Overall, this paper is impressively comprehensive, and the results reveal new insights into compensating biases, dynamical controls, and the physical mechanisms behind future changes in heavy precipitation frequency. The paper is clearly written, well structured, and methodologically rigorous. It will be of high interest to the climate dynamics, hydroclimate, and impacts communities. The identification of widespread compensating biases and distortions in forced changes is especially valuable for model evaluation, downscaling, and storyline applications.

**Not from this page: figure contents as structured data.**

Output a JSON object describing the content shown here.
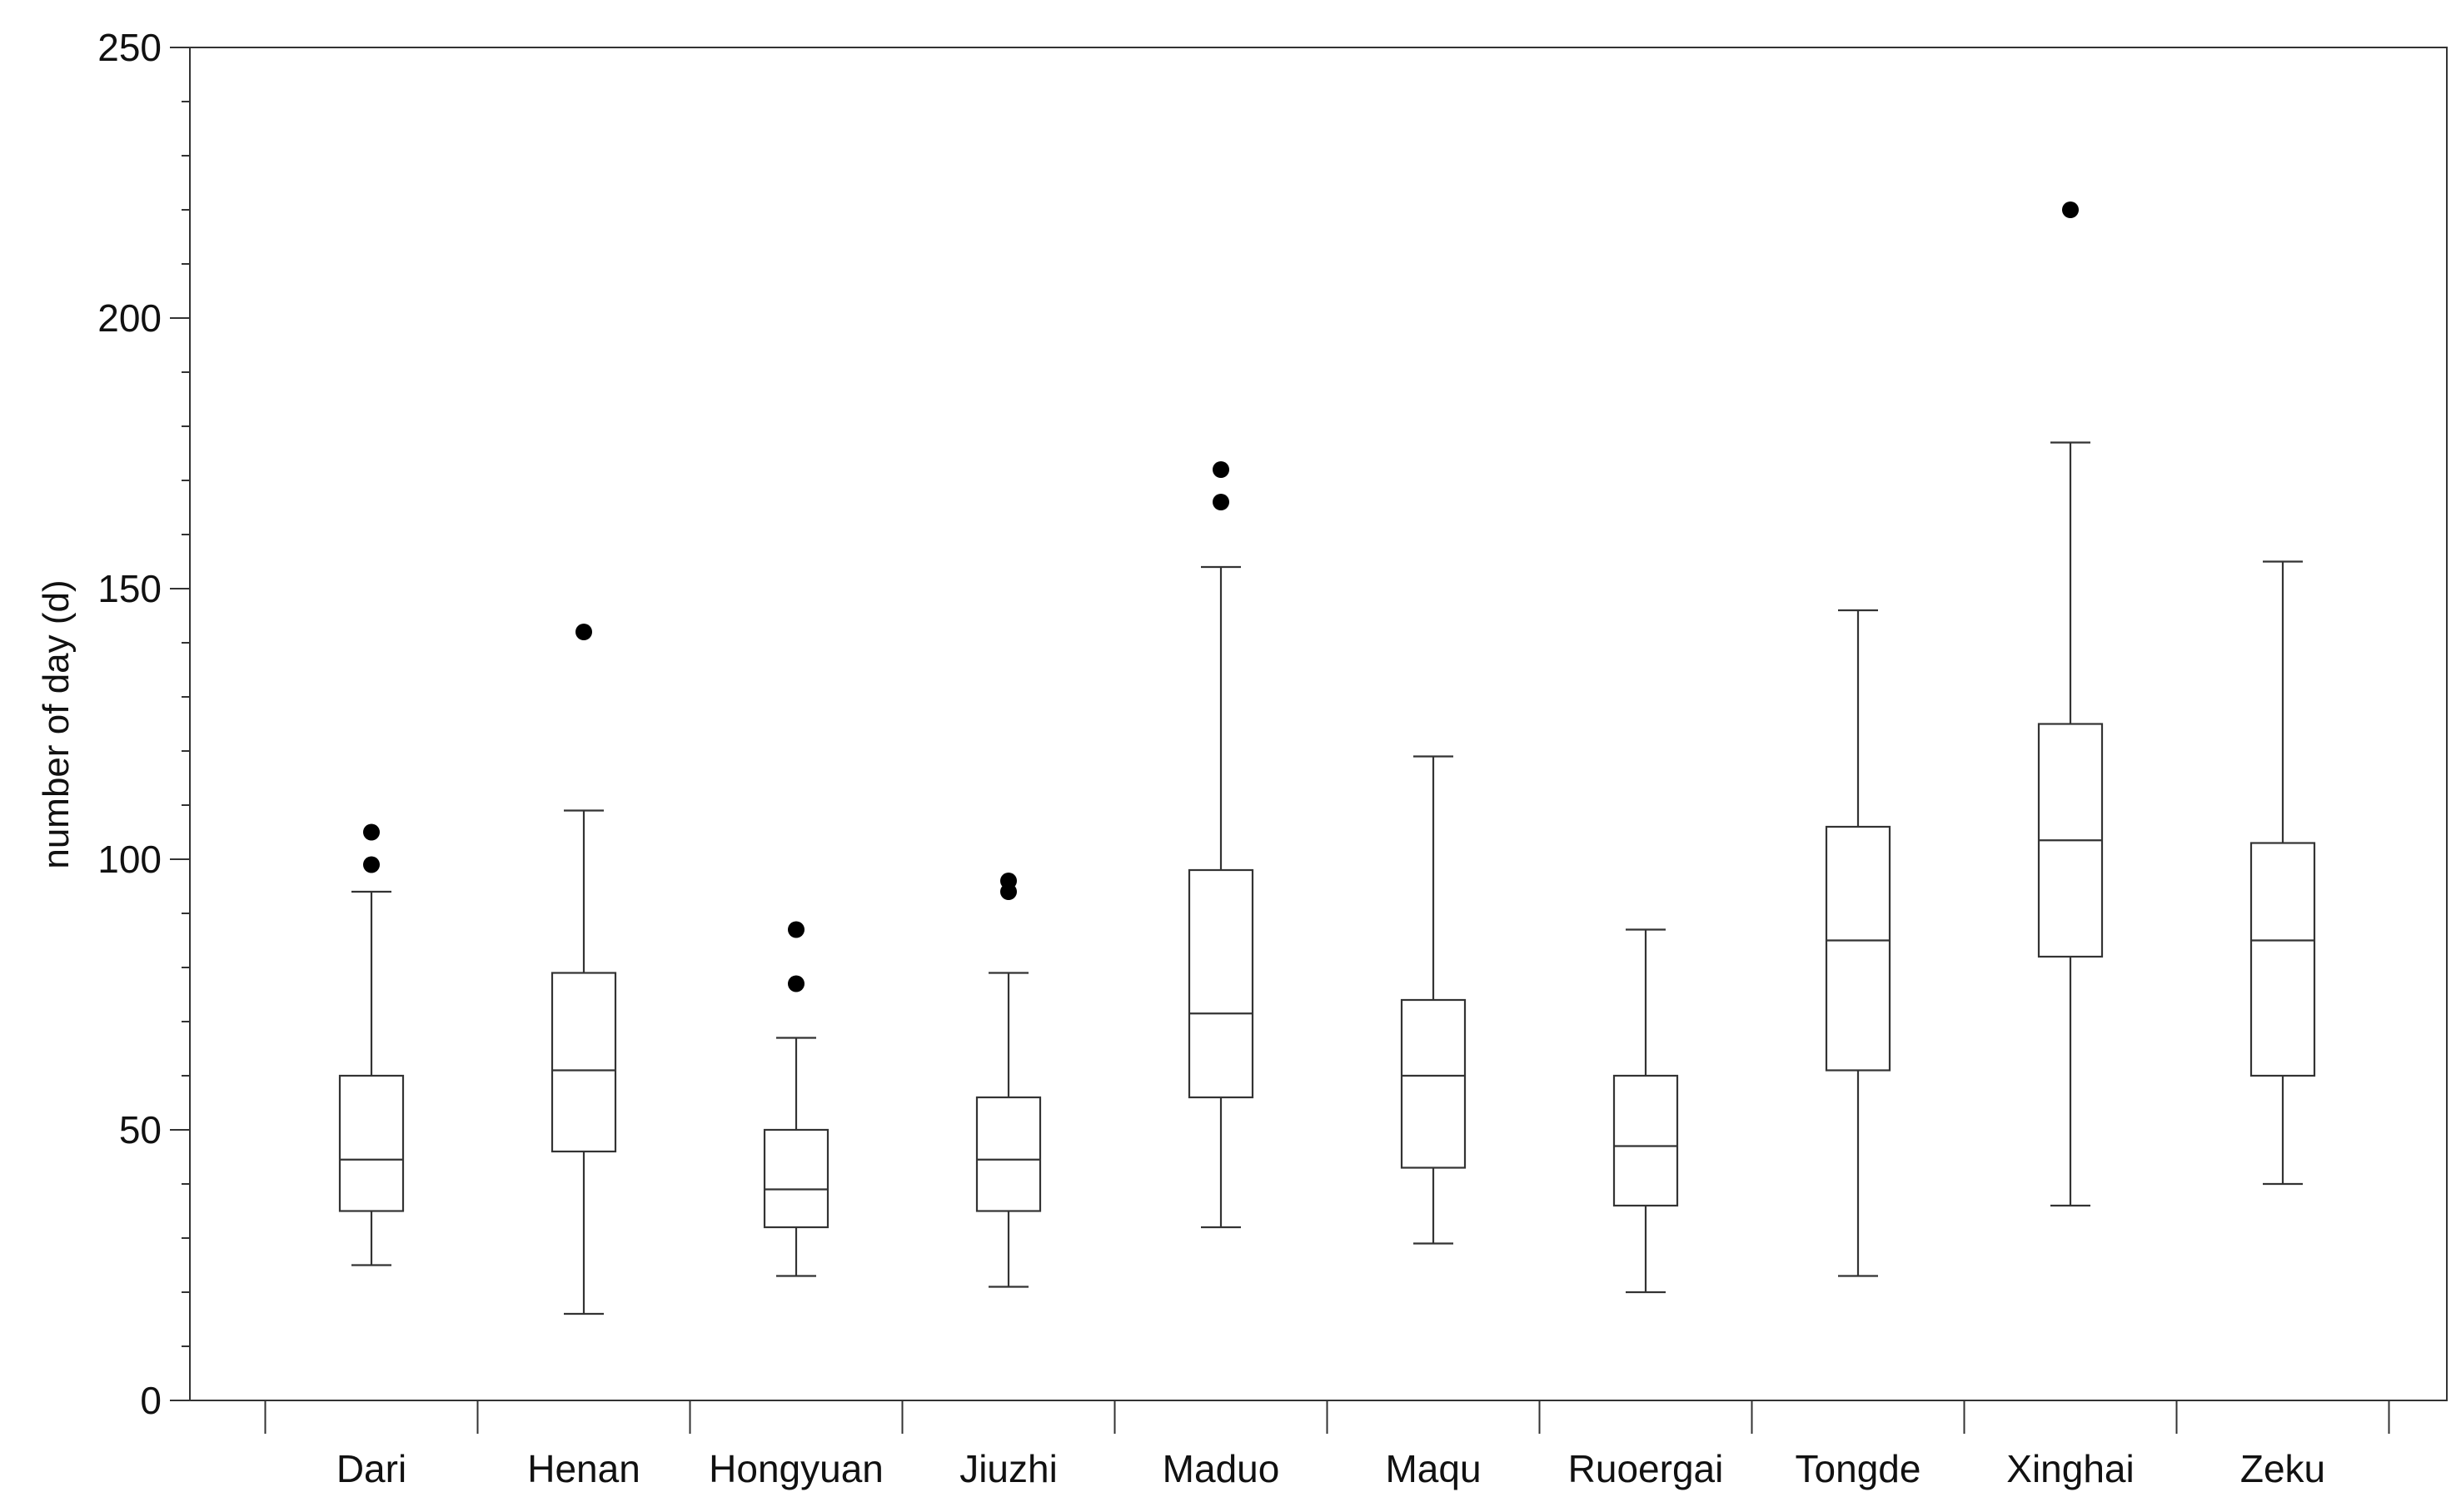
{
  "chart_data": {
    "type": "box",
    "title": "",
    "xlabel": "",
    "ylabel": "number of day (d)",
    "ylim": [
      0,
      250
    ],
    "yticks": [
      0,
      50,
      100,
      150,
      200,
      250
    ],
    "grid": false,
    "legend": "none",
    "categories": [
      "Dari",
      "Henan",
      "Hongyuan",
      "Jiuzhi",
      "Maduo",
      "Maqu",
      "Ruoergai",
      "Tongde",
      "Xinghai",
      "Zeku"
    ],
    "series": [
      {
        "boxes": [
          {
            "min": 25,
            "q1": 35,
            "median": 44.5,
            "q3": 60,
            "max": 94,
            "outliers": [
              99,
              105
            ]
          },
          {
            "min": 16,
            "q1": 46,
            "median": 61,
            "q3": 79,
            "max": 109,
            "outliers": [
              142
            ]
          },
          {
            "min": 23,
            "q1": 32,
            "median": 39,
            "q3": 50,
            "max": 67,
            "outliers": [
              77,
              87
            ]
          },
          {
            "min": 21,
            "q1": 35,
            "median": 44.5,
            "q3": 56,
            "max": 79,
            "outliers": [
              94,
              96
            ]
          },
          {
            "min": 32,
            "q1": 56,
            "median": 71.5,
            "q3": 98,
            "max": 154,
            "outliers": [
              166,
              172
            ]
          },
          {
            "min": 29,
            "q1": 43,
            "median": 60,
            "q3": 74,
            "max": 119,
            "outliers": []
          },
          {
            "min": 20,
            "q1": 36,
            "median": 47,
            "q3": 60,
            "max": 87,
            "outliers": []
          },
          {
            "min": 23,
            "q1": 61,
            "median": 85,
            "q3": 106,
            "max": 146,
            "outliers": []
          },
          {
            "min": 36,
            "q1": 82,
            "median": 103.5,
            "q3": 125,
            "max": 177,
            "outliers": [
              220
            ]
          },
          {
            "min": 40,
            "q1": 60,
            "median": 85,
            "q3": 103,
            "max": 155,
            "outliers": []
          }
        ]
      }
    ],
    "colors": {
      "stroke": "#333333",
      "outlier": "#000000",
      "frame": "#333333"
    }
  }
}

I find the manuscript to be a strong and valuable contribution suitable for publication after minor revisions. My comments below aim to enhance clarity, interpretation, and broader applicability.
In short, this is a well-designed and insightful manuscript that advances our understanding of flow-dependent heavy-precipitation frequency biases and changes. With clarifications on terminology, broader discussion of intensity considerations, and guidance on ensemble-size requirements, the paper will be even more impactful and accessible to a wide interdisciplinary audience.